By this time, though I'd already had a full day, the sun was still high and bright, so I shouldered the camera and went out to explore the field at the end of Rifle Range Road, out beyond the college. For kicks, I went out with my portrait lens on the camera. Soon, I was fretting to myself about how nothing was focused the way I wanted it, how the lens is bad, &c., none of which turned out to be true.



As if that hadn't been enough for the day, Trinity College's choir sang us into the night, as well--this time, perched in a set of punts moored on one side of the river. My Japanese neighbor caught some snapshots of this scene's crazy festivity.

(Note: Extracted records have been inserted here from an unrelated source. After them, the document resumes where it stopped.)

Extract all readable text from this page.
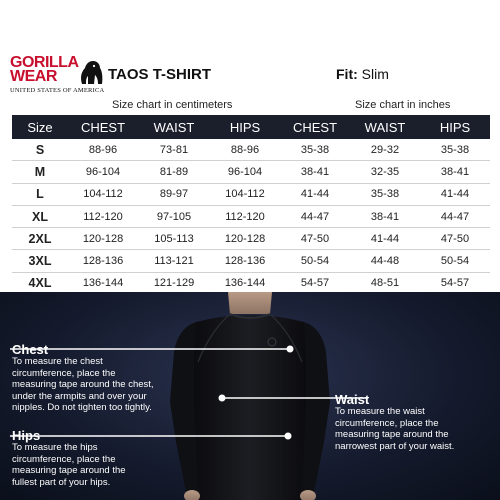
GORILLA
WEAR
UNITED STATES OF AMERICA
TAOS T-SHIRT	Fit: Slim
Size chart in centimeters	Size chart in inches
Size	CHEST	WAIST	HIPS	CHEST	WAIST	HIPS
S	88-96	73-81	88-96	35-38	29-32	35-38
M	96-104	81-89	96-104	38-41	32-35	38-41
L	104-112	89-97	104-112	41-44	35-38	41-44
XL	112-120	97-105	112-120	44-47	38-41	44-47
2XL	120-128	105-113	120-128	47-50	41-44	47-50
3XL	128-136	113-121	128-136	50-54	44-48	50-54
4XL	136-144	121-129	136-144	54-57	48-51	54-57

Chest
To measure the chest
circumference, place the
measuring tape around the chest,
under the armpits and over your
nipples. Do not tighten too tightly.
Waist
To measure the waist
circumference, place the
measuring tape around the
narrowest part of your waist.
Hips
To measure the hips
circumference, place the
measuring tape around the
fullest part of your hips.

Why on punts? If for no other reason, then certainly to create the right conditions for an excellent departure: singing their way down the river, in the last light of the peak of the year.


And as if
that weren't enough for one day, not long after I returned to the flat, my Lexingtonian friends called up, and within half an hour, the littlest one, while snacking on some bread, held a piece out for me--a food offering for the computerized auntie, a fine way to send me off to Monday. I cut myself a slice of bread from my own loaf, and we had our snack together, over our thousands of miles of apartness.

2 Comments:

Anonymous Anonymous said...

Just so you can have the obverse experience, I will gladly take you kayaking on the Kokosing river in the waning light of day. If we go in August, we can call it July week. And the cows are back in their field, especially two Belted Galloways that a Virginia writer called "steel belted bovines."

9:01 AM, June 09, 2008  
Blogger Poking-Stick Man said...

This all looks like so much fun -- I wish I had been here for the festivities. Or at least for the opportunities which those festivities would have presented for mocking drunken Cambridge undergraduates, all of whom I inexplicably envision being named "Cyril."